Since 2015, he said, China has provided over 67,000 training opportunities for Kenyans.
“Currently, over 2,400 Kenyan students are studying in China. In 2018, over 81,000 Chinese tourists traveled to Kenya for leisure and adventure,” he said.
Wu observed that China’s funding to Kenya and other developing countries is aimed at development.
“China always attaches high importance to debt sustainability. Before making decisions, Chinese companies and banks, even the third party, go through rigorous feasibility studies, evaluation, and review of a country’s credit rating,”said Wu, who used the occasion to discuss some hot topics about the China-Kenya partnership.
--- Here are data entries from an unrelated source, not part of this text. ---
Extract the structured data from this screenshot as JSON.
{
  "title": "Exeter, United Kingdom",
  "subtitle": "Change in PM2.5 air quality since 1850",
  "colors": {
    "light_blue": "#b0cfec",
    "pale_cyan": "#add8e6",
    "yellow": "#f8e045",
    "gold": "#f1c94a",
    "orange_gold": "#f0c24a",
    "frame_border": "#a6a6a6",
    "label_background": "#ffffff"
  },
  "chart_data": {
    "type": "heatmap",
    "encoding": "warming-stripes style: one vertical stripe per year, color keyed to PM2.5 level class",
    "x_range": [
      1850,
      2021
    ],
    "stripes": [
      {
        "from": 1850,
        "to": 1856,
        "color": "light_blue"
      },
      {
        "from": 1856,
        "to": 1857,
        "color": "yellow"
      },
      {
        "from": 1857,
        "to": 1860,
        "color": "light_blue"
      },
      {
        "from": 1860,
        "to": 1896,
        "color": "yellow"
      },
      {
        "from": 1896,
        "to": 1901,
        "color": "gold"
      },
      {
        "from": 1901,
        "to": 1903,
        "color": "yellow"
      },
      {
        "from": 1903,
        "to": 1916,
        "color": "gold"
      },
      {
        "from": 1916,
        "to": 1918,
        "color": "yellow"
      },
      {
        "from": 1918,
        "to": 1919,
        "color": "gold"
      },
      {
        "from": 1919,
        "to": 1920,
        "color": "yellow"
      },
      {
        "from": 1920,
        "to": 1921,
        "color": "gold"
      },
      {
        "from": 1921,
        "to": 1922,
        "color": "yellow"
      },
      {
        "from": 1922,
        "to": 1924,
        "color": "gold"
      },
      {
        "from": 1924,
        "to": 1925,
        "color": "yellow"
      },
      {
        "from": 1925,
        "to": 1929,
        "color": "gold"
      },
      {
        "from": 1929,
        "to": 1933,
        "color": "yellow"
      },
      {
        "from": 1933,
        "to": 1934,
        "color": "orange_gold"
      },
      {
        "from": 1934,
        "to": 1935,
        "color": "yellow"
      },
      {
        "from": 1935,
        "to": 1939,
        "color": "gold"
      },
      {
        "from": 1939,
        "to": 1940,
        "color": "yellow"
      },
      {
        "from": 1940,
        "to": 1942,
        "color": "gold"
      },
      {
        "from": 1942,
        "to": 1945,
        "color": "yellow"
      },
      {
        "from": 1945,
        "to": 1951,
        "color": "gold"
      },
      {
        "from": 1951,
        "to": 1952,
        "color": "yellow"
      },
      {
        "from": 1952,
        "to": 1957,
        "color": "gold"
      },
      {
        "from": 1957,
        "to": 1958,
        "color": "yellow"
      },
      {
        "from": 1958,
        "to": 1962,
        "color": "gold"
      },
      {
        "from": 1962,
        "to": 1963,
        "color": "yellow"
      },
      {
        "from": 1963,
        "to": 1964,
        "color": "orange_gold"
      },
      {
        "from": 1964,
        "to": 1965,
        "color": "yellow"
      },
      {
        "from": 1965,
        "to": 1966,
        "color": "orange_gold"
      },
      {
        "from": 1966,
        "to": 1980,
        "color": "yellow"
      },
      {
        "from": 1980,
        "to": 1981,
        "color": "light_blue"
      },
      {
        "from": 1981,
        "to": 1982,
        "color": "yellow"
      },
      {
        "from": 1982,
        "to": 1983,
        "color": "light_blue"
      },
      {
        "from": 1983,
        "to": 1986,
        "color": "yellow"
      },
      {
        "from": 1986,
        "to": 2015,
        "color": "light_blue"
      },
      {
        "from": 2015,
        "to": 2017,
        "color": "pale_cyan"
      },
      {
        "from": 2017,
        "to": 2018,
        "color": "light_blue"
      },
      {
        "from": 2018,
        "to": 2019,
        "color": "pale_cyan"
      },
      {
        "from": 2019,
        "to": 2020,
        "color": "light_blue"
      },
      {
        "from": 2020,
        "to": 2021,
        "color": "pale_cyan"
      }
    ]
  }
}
Huge infrastructural projects like the standard gauge railway (SGR) may take long to yield returns, but they are solid and valid assets, whose value will grow in time, he stressed.
The SGR, according to Wu, is a flagship project that showcases the fast speed and high quality of China-Kenya cooperation.
The building of Mombasa-Nairobi SGR has driven the Kenya’s economic growth by 1.5 percent and created 46,000 jobs for local residents.
He said the train shortened the Nairobi-Mombasa trip from over 10 hours to five hours. Since its launch in May 2017, with an average booking rate of 99 percent, over 2.77 million passengers have traveled by the SGR, and around 4.2 million tonnes of goods have been transported, said Wu.
In the first full year of operation, SGR earned nearly 10.33 billion Kenyan shillings (about 103 million dollars, which is very close to the operation cost of 120 million dollars a year, he said, adding that for an infrastructural project of SGR’s magnitude, it is not easy to achieve near break-even in one year.
China and Kenya are currently discussing the construction of the Mombasa Special Economic Zone and the Naivasha Industrial Park, said the ambassador.
“With the development of the industrial chain from railway transportation, port economy to industrial parks, we have every reason to believe that SGR will benefit Kenya’s efforts towards industrialization, and strongly boost Kenya’s GDP growth significantly.”
He noted that China does not pursue a policy of trade surplus with Kenya, adding it is paying great attention to Kenya’s desire to expand exports.
“We understand how important agricultural exports are to Kenya. Consequently, we have been working hard to expand China’s imports for Kenya’s agricultural produce,” said Wu.
Last year, China and Kenya signed an agreement on export of stevia to China. An agreement on the export of frozen avocados was also signed, which makes Kenya the first African country to export avocados to China, he added.
He said the two countries are working to seal the deal on export of fresh avocados, as well as working on other horticultural products.
Christopher Chika, head of Asia and Australasia affairs at Kenya’s Ministry of Foreign Affairs, said Kenya will continue to engage with China as long as the relationship is beneficial.
“Our relationship is based on mutual respect and equality. China plays a great role in stabilizing Africa and we shall work with the Chinese nationally, regionally and internationally,” Chika said.